BY Craig Viera
Indecisive foodies: Rejoice. The new Sous Vide Kitchen (119 E 23rd St, New York, NY 10010), in New York’s Flatiron District, invites guests to order barbecue, Vietnamese, and more through a single touchscreen.
The “virtual food hall,” which opened in July 2018, pulls menus from each of its vendors into one self-service kiosk, eliminating the need to wait in several lines in order to taste a variety of cuisines. Five food brands are currently on offer—ESO Latin, SVK, BONMi, Pulled & Chopped, and Mediterranean Pure Foods—all run by Sous Vide Kitchen.
“Utilizing sous vide cooking reduces our dependency on highly skilled labor and ensures consistency in our offerings each and every day,” says Alexis Kukuka, the vice president of operations, in an email to Sous-Vide magazine. “Opening a restaurant without any hoods also allows for much less expensive build-out costs.”
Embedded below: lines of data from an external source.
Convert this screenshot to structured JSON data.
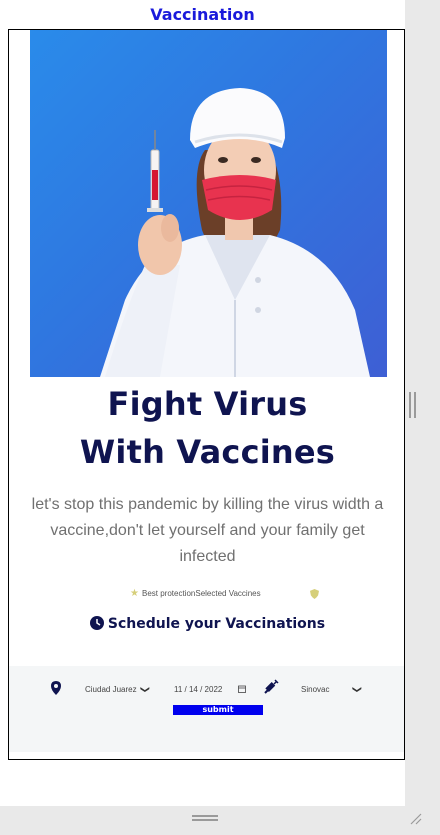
{
  "header": {
    "title": "Vaccination"
  },
  "hero": {
    "headline_line1": "Fight Virus",
    "headline_line2": "With Vaccines",
    "tagline": "let's stop this pandemic by killing the virus width a vaccine,don't let yourself and your family get infected"
  },
  "features": {
    "text": "Best protectionSelected Vaccines"
  },
  "schedule": {
    "title": "Schedule your Vaccinations"
  },
  "form": {
    "location": {
      "value": "Ciudad Juarez"
    },
    "date": {
      "value": "11 / 14 / 2022"
    },
    "vaccine": {
      "value": "Sinovac"
    },
    "submit_label": "submit"
  },
  "colors": {
    "title": "#1a1adb",
    "heading": "#0f1450",
    "submit": "#0000ee",
    "hero_bg": "#2f77e0",
    "form_bg": "#f4f6f7"
  },
  "icons": [
    "location-pin-icon",
    "calendar-icon",
    "syringe-icon",
    "clock-icon",
    "star-icon",
    "shield-icon",
    "chevron-down-icon"
  ]
}
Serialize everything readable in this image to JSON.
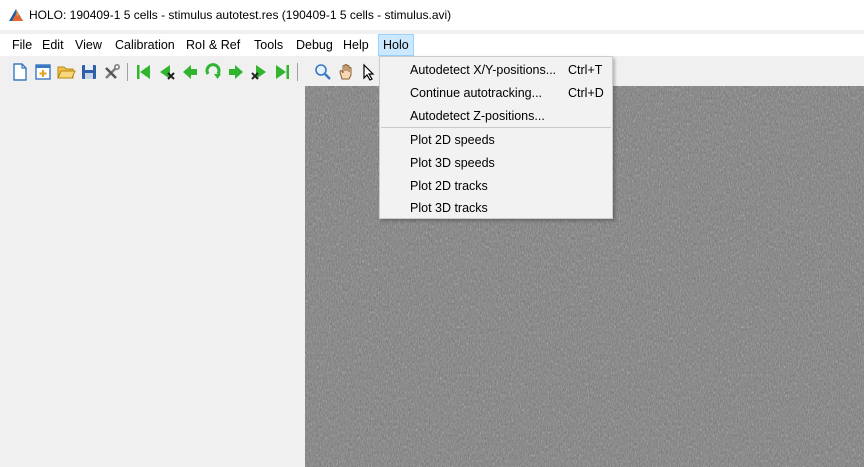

As its name suggests, nearly everything is cooked sous vide—and with plates ranging from pork belly sandwiches (loaded with chili lime slaw) to customizable grain bowls, just about any craving can be met with a few taps.
Although Sous Vide Kitchen only opened a few months ago, the operation is already looking to expand—Kukuka says they plan to offer breakfast as well open an Indian food concept come spring of 2019.